The Board of Directors has a central role in Industrivärden’s business model for long-term asset management and active ownership. It is responsible for, among other things, issues related to major purchases and sales of listed stocks, the design and execution of active ownership, and overarching ownership matters concerning the portfolio companies. The Board has ultimate responsibility for Industrivärden’s organization and administration.
The Board’s duties are laid out in the Board’s Rules of Procedure and follow a yearly plan. Every board meeting follows an agenda that has been distributed to the board members supported by relevant background documentation.
In addition to the statutory board meeting, which is held in conjunction with the Annual General Meeting, the Board normally meets eight times per year (regular meetings, including meetings in connection with the publication of interim and yearend reports). Extra meetings are convened when necessary. In 2017 the Board held a total of nine meetings.
The statutory meeting deals with adoption of the Board’s Rules of Procedure, designation of the Company’s signatories, appointment of persons to check the minutes of board meetings, and appointment of committee members.
Each year the Board evaluates Industrivärden’s financial reporting and makes demands on its content and structure to ensure it maintains a high level of quality. In connection with the board meeting that deals with the annual financial statements, the Board of Directors’ Report, the proposed distribution of earnings and the year-end report, the Company’s auditor submits a report on the auditors’ observations and assessments from their audit.
The regular board meetings cover a number of set items of business. These include, among other things, a report on the financial result of operations, the development of net asset value and performance of the equities portfolio, and on equity transactions that have been carried out. Reporting also includes a description of the portfolio companies’ performance and macroeconomic conditions. In addition, a special review is normally conducted of one or more of the portfolio companies and of potential investments or divestments. At several board meetings during the year, the CEO from a portfolio company make a presentation on the company’s development.

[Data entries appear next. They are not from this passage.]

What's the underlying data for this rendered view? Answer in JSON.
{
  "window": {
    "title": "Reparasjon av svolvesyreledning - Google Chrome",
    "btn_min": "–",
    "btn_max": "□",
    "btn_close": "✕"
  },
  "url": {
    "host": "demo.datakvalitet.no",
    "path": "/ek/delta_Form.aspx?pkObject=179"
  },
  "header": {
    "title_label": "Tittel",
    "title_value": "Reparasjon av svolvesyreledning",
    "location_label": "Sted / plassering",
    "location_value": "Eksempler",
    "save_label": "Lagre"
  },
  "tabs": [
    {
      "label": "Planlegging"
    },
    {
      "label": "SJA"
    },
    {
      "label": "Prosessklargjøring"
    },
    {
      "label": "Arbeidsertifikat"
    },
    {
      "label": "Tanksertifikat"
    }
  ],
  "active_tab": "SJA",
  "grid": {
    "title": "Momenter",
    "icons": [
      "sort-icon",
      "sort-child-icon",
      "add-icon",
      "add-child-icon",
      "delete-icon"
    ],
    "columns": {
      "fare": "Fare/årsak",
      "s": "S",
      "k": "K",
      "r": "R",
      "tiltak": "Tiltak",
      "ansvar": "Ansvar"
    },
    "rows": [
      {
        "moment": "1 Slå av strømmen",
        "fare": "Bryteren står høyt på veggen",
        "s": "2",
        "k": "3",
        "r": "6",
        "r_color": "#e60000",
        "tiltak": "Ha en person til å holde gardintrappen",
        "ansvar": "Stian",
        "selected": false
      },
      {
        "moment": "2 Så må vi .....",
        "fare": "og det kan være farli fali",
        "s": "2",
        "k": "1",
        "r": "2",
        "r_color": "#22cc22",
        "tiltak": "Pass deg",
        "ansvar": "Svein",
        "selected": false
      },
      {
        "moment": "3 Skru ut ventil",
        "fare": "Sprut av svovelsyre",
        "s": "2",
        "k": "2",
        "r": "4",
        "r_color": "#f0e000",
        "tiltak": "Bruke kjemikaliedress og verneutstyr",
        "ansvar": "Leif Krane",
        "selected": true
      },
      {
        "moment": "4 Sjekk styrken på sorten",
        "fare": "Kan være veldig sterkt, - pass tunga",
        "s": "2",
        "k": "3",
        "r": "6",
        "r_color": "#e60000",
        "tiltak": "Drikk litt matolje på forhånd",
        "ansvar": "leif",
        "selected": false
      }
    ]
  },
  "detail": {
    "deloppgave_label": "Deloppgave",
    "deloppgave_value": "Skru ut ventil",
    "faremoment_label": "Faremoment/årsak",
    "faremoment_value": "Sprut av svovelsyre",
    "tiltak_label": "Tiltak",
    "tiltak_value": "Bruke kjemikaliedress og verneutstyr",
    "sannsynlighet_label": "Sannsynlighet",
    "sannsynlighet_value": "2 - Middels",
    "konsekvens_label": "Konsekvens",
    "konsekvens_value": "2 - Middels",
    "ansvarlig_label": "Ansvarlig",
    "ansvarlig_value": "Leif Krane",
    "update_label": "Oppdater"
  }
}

All board decisions are based on extensive documentation and are made following a discussion that is led by the Chairman. The Board’s work is evaluated yearly in a structured process conducted under the direction of the Chairman of the Board. The 2017 evaluation was conducted by means of a questionnaire that each board member was requested to complete, in the aim of gaining an idea about the directors’ views on, among other things, how the board work has been conducted and which measures could be taken to improve the board work as well as which matters the directors feel should be given more attention and in which areas it could possibly be suitable to have additional expertise on the Board. The results of this evaluation were reported on by the Chairman, followed by a discussion within the Board. In addition, the Chairman’s work on the Board was evaluated with him not being present. The Chairman of the Board gave an oral report to the Nominating Committee on the conclusions of these evaluations and discussions.